June 14, 2001 Washington, DC - Drinking purple grape juice contributes to healthy cardiovascular function in at least two related ways, report Georgetown University researchers in the most recent issue of Circulation. Their study showed that drinking grape juice not only has a direct effect on important biological functions like blood clotting, but it also appears to increase plasma levels of valuable antioxidants while decreasing production of a key free radical in the body.
"We have already seen that drinking purple grape juice has potentially beneficial effects. This study gives us a better understanding of the mechanisms behind those effects," explains Jane E. Freedman, M.D., assistant professor of medicine and pharmacology at Georgetown University and the lead author of the study. "What we are seeing for the first time is that the flavonoids in purple grape juice work in two related pathways: First, they have a protective effect on antioxidants, allowing them to provide active protection against oxidative stress for longer periods. Second, they also seem to have a direct, positive effect on a number of biological functions like platelet activity, nitric oxide production, and signaling in cells, all of which may be protective factors."
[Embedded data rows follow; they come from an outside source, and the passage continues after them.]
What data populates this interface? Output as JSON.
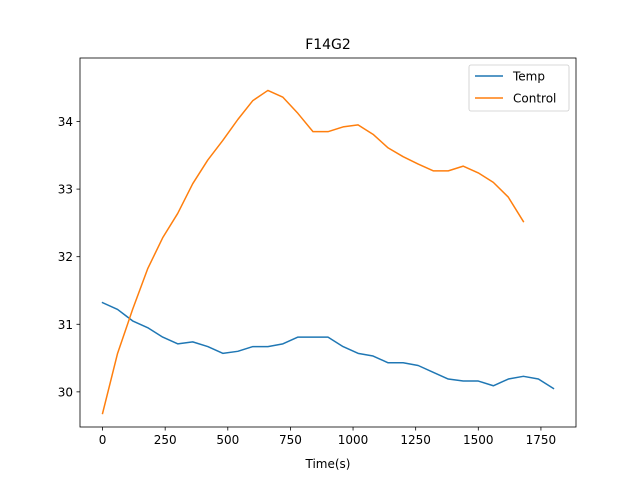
{
  "chart_data": {
    "type": "line",
    "title": "F14G2",
    "xlabel": "Time(s)",
    "ylabel": "",
    "xlim": [
      -90,
      1890
    ],
    "ylim": [
      29.48,
      34.94
    ],
    "xticks": [
      0,
      250,
      500,
      750,
      1000,
      1250,
      1500,
      1750
    ],
    "yticks": [
      30,
      31,
      32,
      33,
      34
    ],
    "grid": false,
    "legend_position": "top-right",
    "series": [
      {
        "name": "Temp",
        "color": "#1f77b4",
        "x": [
          0,
          60,
          120,
          180,
          240,
          300,
          360,
          420,
          480,
          540,
          600,
          660,
          720,
          780,
          840,
          900,
          960,
          1020,
          1080,
          1140,
          1200,
          1260,
          1320,
          1380,
          1440,
          1500,
          1560,
          1620,
          1680,
          1740,
          1800
        ],
        "values": [
          31.32,
          31.22,
          31.05,
          30.95,
          30.81,
          30.71,
          30.74,
          30.67,
          30.57,
          30.6,
          30.67,
          30.67,
          30.71,
          30.81,
          30.81,
          30.81,
          30.67,
          30.57,
          30.53,
          30.43,
          30.43,
          30.39,
          30.29,
          30.19,
          30.16,
          30.16,
          30.09,
          30.19,
          30.23,
          30.19,
          30.05
        ]
      },
      {
        "name": "Control",
        "color": "#ff7f0e",
        "x": [
          0,
          60,
          120,
          180,
          240,
          300,
          360,
          420,
          480,
          540,
          600,
          660,
          720,
          780,
          840,
          900,
          960,
          1020,
          1080,
          1140,
          1200,
          1260,
          1320,
          1380,
          1440,
          1500,
          1560,
          1620,
          1680
        ],
        "values": [
          29.68,
          30.57,
          31.22,
          31.82,
          32.28,
          32.64,
          33.08,
          33.43,
          33.72,
          34.03,
          34.31,
          34.46,
          34.36,
          34.12,
          33.85,
          33.85,
          33.92,
          33.95,
          33.81,
          33.61,
          33.48,
          33.37,
          33.27,
          33.27,
          33.34,
          33.24,
          33.1,
          32.88,
          32.52
        ]
      }
    ]
  }
}
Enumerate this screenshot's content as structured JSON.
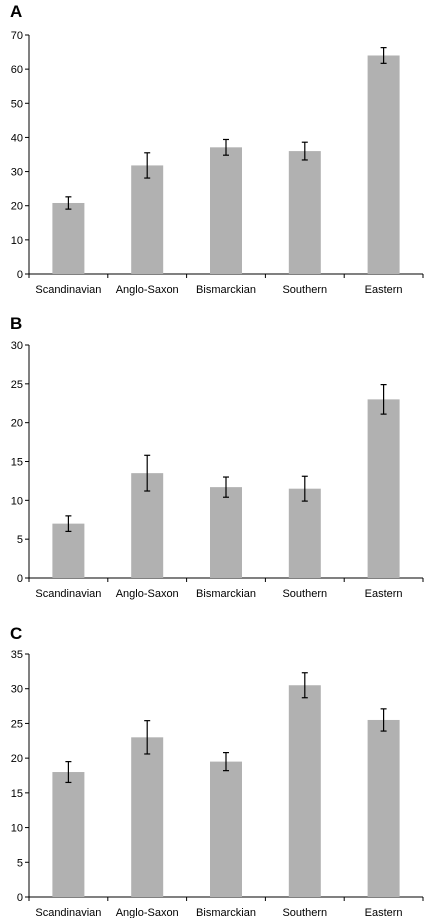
{
  "chart_data": [
    {
      "type": "bar",
      "panel_label": "A",
      "categories": [
        "Scandinavian",
        "Anglo-Saxon",
        "Bismarckian",
        "Southern",
        "Eastern"
      ],
      "values": [
        20.8,
        31.8,
        37.1,
        36.0,
        64.0
      ],
      "error": [
        1.8,
        3.7,
        2.3,
        2.6,
        2.3
      ],
      "ylim": [
        0,
        70
      ],
      "yticks": [
        0,
        10,
        20,
        30,
        40,
        50,
        60,
        70
      ],
      "bar_color": "#b1b1b1",
      "grid": false
    },
    {
      "type": "bar",
      "panel_label": "B",
      "categories": [
        "Scandinavian",
        "Anglo-Saxon",
        "Bismarckian",
        "Southern",
        "Eastern"
      ],
      "values": [
        7.0,
        13.5,
        11.7,
        11.5,
        23.0
      ],
      "error": [
        1.0,
        2.3,
        1.3,
        1.6,
        1.9
      ],
      "ylim": [
        0,
        30
      ],
      "yticks": [
        0,
        5,
        10,
        15,
        20,
        25,
        30
      ],
      "bar_color": "#b1b1b1",
      "grid": false
    },
    {
      "type": "bar",
      "panel_label": "C",
      "categories": [
        "Scandinavian",
        "Anglo-Saxon",
        "Bismarckian",
        "Southern",
        "Eastern"
      ],
      "values": [
        18.0,
        23.0,
        19.5,
        30.5,
        25.5
      ],
      "error": [
        1.5,
        2.4,
        1.3,
        1.8,
        1.6
      ],
      "ylim": [
        0,
        35
      ],
      "yticks": [
        0,
        5,
        10,
        15,
        20,
        25,
        30,
        35
      ],
      "bar_color": "#b1b1b1",
      "grid": false
    }
  ]
}
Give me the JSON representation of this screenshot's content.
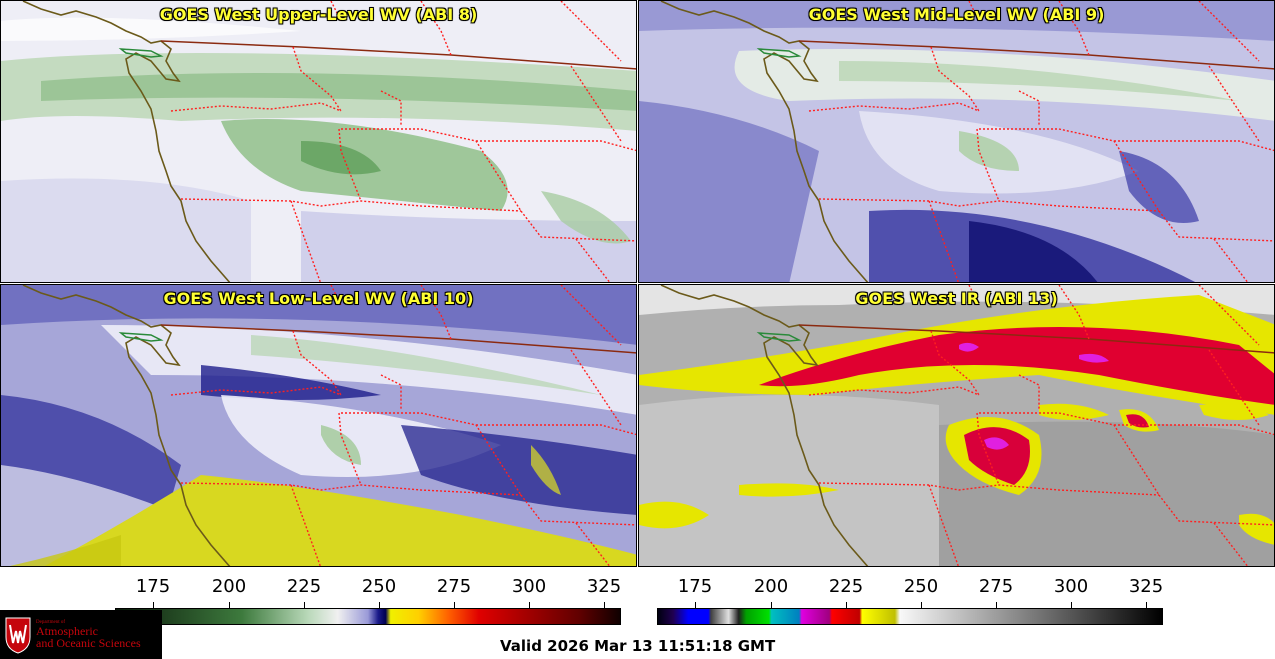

In the study, 20 subjects drank about two cups of juice a day for 14 days (the actual dose was based on body weight; therefore the average female subject consumed less juice). Afterwards, the level of vitamin E (alpha-tocopherol) in their plasma was approximately 13% higher than at the start of the study, the total antioxidant capacity of their plasma increased by 50%, nitric oxide production from platelets increased by 70%, and platelet activity significantly decreased.
Conversely, the study also found that production of superoxide-a potentially harmful free radical-was reduced by a third after supplementation with grape juice. These results were consistent with the initial in vitro test results performed on blood samples drawn from the healthy subjects.
"The 'antioxidant protective' effect we see with the grape juice is new information that, when added to what we already knew about grape juice's other benefits, helps us better understand the mechanisms by which grape juice works in the body," notes Freedman. Healthy production of nitric oxide combats atherosclerosis in several ways. The researchers felt that the higher levels of antioxidants may help preserve the nitric oxide in the body, extending its beneficial effects.
"It's likely that the protective effects of the purple grape juice are due to the juice's flavonoids," Freedman adds. "But interestingly enough, the study found that when individual groups of flavonoids were separated from the juice and tested in isolation, not all of them had the same effect as that of whole juice."
The study, which was primarily funded by the National Institutes of Health (National Heart, Lung and Blood Institute), and also by an unrestricted grant from Welch Foods, Inc., was published in the June 12th issue of Circulation, the official journal of the American Heart Association.